More myths. "Alkali dust made most bleed from the lungs."
A number of the details of the post that makes this claim are well known to be incorrect: There was no significant difference in pay of Chinese vs. other workers (Chinese workers were paid a dollar more), as the railroad did not provide Chinese food to those workers – they prepared it themselves. The myth about Chinese being "suspended in baskets" at Cape Horn is a fabrication. No dynamite was used – only black powder and nitroglycerine manufacured on site at the summit tunnel, as nitroglycerine was too dangerous to transport.
5 Comments:
Tuberculosis, the most common cause of hemoptysis, was common in the 19th century.
From: "Chris Graves" caliron@cwnet.com
Regarding the question of alkalai dust, I have walked and driven over alkalai flats for many years, and while blowing alkalai dust makes me cough, and makes my eyes "tear-up"; I have never, nor have I ever heard of anyone, coughing up blood from the lungs during those trips.
Those that are familiar with the Great Basin landscape will note, as I have have, that alkalai is most prevelent in dry lake beds, and once a traveler achieves an elevation above those dry lakes, alkalai ceases to become an issue. The Pequops, for example, do not have sufficient alkali present to become an issue.
The Owens River used to drain into Owens Lake, since that river has been diverted for use in the Los Angeles Basin, the Lake has become dry. The town of Keeler is located on the Northeastern side of what was Owens Lake, and friends that live there complain of the alkali dust being an irritant to their eyes, and provoking coughs, but, I have never heard those folks complain of coughing up blood.
My views are purely personal, made from my personal experiences and noted from anecdotal remarks from acquaintance, from those experiences I would question the "coughing up blood from the lungs" comment.
—gjg
From: "Kevin Bunker" mikadobear45@yahoo.com
I think a ENT-specialist physician might be best qualified to answer that question, but when you take a crew accustomed to a more moist climate and put them to hard labor in the Nevada and Utah fields, without modern breathing filtration devices, it begins to make some sense. Nevada is particularly noted for having some sectors with soils that are alkaline, but also present in many places are silica, serpentine (asbestos) and other raw materials that could do great damage to dry or unprotected lungs, nasal passages and throats. Utah soils around the lake zone have similar problems, compounded by the dense salts and other mineral deposits trapped loosely in the soil.
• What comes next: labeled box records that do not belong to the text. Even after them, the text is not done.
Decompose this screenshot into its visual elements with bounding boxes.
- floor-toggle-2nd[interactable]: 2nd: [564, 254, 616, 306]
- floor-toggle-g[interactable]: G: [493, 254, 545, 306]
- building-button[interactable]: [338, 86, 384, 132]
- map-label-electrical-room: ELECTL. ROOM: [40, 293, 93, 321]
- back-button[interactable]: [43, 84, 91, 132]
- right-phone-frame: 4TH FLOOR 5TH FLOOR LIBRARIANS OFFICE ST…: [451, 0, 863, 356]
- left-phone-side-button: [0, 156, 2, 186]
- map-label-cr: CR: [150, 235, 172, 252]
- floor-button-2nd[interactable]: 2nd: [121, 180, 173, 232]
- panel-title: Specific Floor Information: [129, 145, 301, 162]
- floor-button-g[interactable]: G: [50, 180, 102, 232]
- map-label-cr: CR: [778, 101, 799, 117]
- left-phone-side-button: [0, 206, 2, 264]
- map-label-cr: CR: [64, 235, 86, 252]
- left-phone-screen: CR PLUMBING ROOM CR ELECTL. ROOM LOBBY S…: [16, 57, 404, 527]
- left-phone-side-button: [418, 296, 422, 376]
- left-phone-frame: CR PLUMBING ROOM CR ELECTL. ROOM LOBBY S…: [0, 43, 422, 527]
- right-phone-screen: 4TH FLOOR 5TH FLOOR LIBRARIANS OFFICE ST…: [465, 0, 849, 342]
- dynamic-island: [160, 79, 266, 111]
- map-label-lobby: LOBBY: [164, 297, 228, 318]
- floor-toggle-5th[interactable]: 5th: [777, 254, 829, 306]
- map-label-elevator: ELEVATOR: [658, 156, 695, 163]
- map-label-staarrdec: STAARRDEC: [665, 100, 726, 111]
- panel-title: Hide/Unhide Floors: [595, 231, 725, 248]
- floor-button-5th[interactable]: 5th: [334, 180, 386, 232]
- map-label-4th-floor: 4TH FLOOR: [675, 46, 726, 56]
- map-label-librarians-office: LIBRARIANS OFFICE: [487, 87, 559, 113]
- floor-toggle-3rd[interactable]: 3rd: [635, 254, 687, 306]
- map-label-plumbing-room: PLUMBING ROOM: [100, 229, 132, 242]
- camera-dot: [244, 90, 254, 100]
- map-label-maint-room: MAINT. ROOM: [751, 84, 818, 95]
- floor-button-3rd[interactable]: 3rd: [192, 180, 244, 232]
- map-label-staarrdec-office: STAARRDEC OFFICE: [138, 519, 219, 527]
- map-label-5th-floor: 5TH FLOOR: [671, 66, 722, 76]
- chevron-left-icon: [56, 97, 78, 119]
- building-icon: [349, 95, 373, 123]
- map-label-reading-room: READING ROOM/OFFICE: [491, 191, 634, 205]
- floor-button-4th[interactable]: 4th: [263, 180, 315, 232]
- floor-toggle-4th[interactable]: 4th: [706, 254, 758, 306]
Assuming plenty of these workers rolled their own cigarettes, smoked cigars and pipes and breathed dust while laboring, the probability that they developed some severe lung and ear/nose/throat disorders or diseases wouldn't surprise me in the least. Their air passages and lungs would be under regular assault. I wouldn't be surprised if some didn't go on to develop silicosis or other long term, fatal diseases related to cancer from their earlier railroad construction labors.
—Kevin
From: kylewyatt@aol.com
I can believe the dry climate induced nose bleeds, particularly while acclimatizing. And Alkali dust could be an irritant. My suspicion is that it's possible there was some lung issues for some workers – White and Chinese. But as per usual it sounds like they have taken the specific and painted with a broad brush as the long-lasting general condition.
—Kyle
Skepticism is warranted until someone can provide primary source documentation that this actually occurred and was prevalent.
A Google search does not find any reports indicating that "alkali desert" conditions cause "pulmonary hemorrhage."
A pulmonologist (Internal Medicine specialist in lung diseases) would likely advise that neither silicosis nor asbestosis causes rapid onset hemoptysis nor do other severe symptoms typically appear quickly. Silicosis is a form of chronic obstructive pulmonary disease with lung fibrosis manifested by slowly developing and worstening shortness of breath, and asbestosis causes mesotheliomas, and lung cancers, especially in smokers, only decades later.
It would not be surprising if silicosis developed years later in workers who built the summit tunnel, but no reports of this have surfaced.